The next day we cleared her dining room table, took the nightgown pattern apart and laid out the tissue paper pieces on the first piece of fabric. She cut it out. I showed her how to sew straight lines and press the pedal, while taking care not to sew over her fingers. As soon as that was mastered I showed her how to baste and gather, how to sew in a ruffle, how to set in sleeves, do facings, and finally, to make buttonholes and sew on buttons. Four hours later she had survived and had produced a long-sleeved flannel nightgown with a ruffle at the hem and tiny buttons down the back. Keeping with her determined first-born personality, she immediately laid out the next piece of fabric and repeated the entire process, alone, and sewed that one in two hours. At the end of the day she could truly say she could sew.
So seven years later she sews beautiful quilts made up of tiny patches of bright fabric, and window treatments and squishy toys and more nightgowns and such. She loves it, and I love that she loves it. I am confident she will not sell her sewing machine at a garage sale, ever. Her nine year old daughter has her own machine and sews delightful things she's concocted and that tickles me even more. Pass it on!
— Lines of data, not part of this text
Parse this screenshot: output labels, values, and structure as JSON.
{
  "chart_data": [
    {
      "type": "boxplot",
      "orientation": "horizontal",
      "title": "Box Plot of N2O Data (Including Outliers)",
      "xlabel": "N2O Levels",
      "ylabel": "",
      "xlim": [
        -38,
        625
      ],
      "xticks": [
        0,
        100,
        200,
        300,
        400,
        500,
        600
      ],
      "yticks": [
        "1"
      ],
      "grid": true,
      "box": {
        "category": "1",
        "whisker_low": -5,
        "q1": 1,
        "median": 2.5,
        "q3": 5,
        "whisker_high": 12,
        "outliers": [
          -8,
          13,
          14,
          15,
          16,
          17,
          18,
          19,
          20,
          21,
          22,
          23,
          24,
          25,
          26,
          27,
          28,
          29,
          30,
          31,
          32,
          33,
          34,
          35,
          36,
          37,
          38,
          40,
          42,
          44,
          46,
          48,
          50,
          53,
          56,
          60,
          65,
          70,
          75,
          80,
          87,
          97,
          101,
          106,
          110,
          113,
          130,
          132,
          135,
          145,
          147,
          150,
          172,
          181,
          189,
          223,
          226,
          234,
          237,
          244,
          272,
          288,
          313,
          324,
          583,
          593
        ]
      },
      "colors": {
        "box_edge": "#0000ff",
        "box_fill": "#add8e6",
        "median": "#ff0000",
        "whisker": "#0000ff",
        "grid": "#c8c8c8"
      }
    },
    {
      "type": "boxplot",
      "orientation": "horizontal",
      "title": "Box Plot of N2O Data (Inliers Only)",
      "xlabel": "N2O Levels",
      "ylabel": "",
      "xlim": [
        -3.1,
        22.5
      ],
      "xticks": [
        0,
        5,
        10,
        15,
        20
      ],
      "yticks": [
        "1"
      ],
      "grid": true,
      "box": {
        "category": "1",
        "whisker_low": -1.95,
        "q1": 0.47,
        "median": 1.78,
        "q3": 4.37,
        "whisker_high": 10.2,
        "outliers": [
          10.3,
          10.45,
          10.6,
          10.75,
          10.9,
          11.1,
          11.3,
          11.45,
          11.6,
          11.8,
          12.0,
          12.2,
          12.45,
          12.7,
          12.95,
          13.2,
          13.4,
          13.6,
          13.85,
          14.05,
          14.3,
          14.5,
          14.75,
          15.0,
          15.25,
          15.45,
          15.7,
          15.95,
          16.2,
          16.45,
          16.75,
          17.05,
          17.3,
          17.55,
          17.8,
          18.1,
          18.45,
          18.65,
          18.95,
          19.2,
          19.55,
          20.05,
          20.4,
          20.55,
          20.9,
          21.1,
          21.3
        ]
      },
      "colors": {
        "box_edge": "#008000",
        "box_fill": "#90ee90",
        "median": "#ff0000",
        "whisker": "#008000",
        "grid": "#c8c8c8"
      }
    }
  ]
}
So me? I've not only kept up knitting, she was right - I actually love it. While she has really progressed as a seamstress, I have improved with my knitting but not at the level she has. And that is quite okay. Ann Hood, said it well, in her book 'Knitting Yarns' "After seven years, I am a very good beginning knitter. And I'm fine with that. I'm sure I'll improve over the next twenty to thirty years, as I continue to knit, but even if I didn't I'd keep at it. Producing hats and scarves and sweaters and such that may or may not fit anyone.
Knitting, for me, is not at all about the product that results. It is the process. The magical taking a ball of string and two sticks and with swishes of my hands making a something, all the while, much more importantly, making a space for me. To let my mind wander over a myriad of things, never settling too long on any one. To let things come to the surface, flit across my brain feeling no heavier than fairy dust, and let them go, to possibly consider again later. It gives me a place to go away, while still being amongst others. Nobody is more surprised than me that I have grown to have a sweet love of knitting. I can be present with others, a ball of yarn and needles in my lap, and not be thought rude. It is the being rather than doing that pulls me toward it. And just once in awhile, it's the beautiful balls of colored wool, all sitting in their little cubbys at the yarn store, calling my name. When that happens I climb into my own minivan, and go alone, not feeling the least bit guilty, because I've already done my share of time putting back little packets of embroidery thread and slinking out the door.

So, if you've never tried knitting - I highly recommend it on many levels! You can actually go to this link and watch the videos, or buy Elizabeth Zimmerman's book. Or do what my daughter did, pick up Susan B. Anderson's book. Susan knits continental style, and often with circular needles, so consequently my daughter and I do also.

I've got a few websites I love to go to, just to see what they're knitting lately:
Heather at Beauty that Moves
Amanda Blake Soule at Soule Mama
and Susan B. Anderson at Here

Websites that are so beautiful, they'll fill your heart, even if you don't want to learn to knit. Or spend too much money on balls of beautiful wool yarn.

But, if you decide to try it? Give it a chance? You'll love it, and eventually, if you stick with it, you can be a really good beginner. I promise.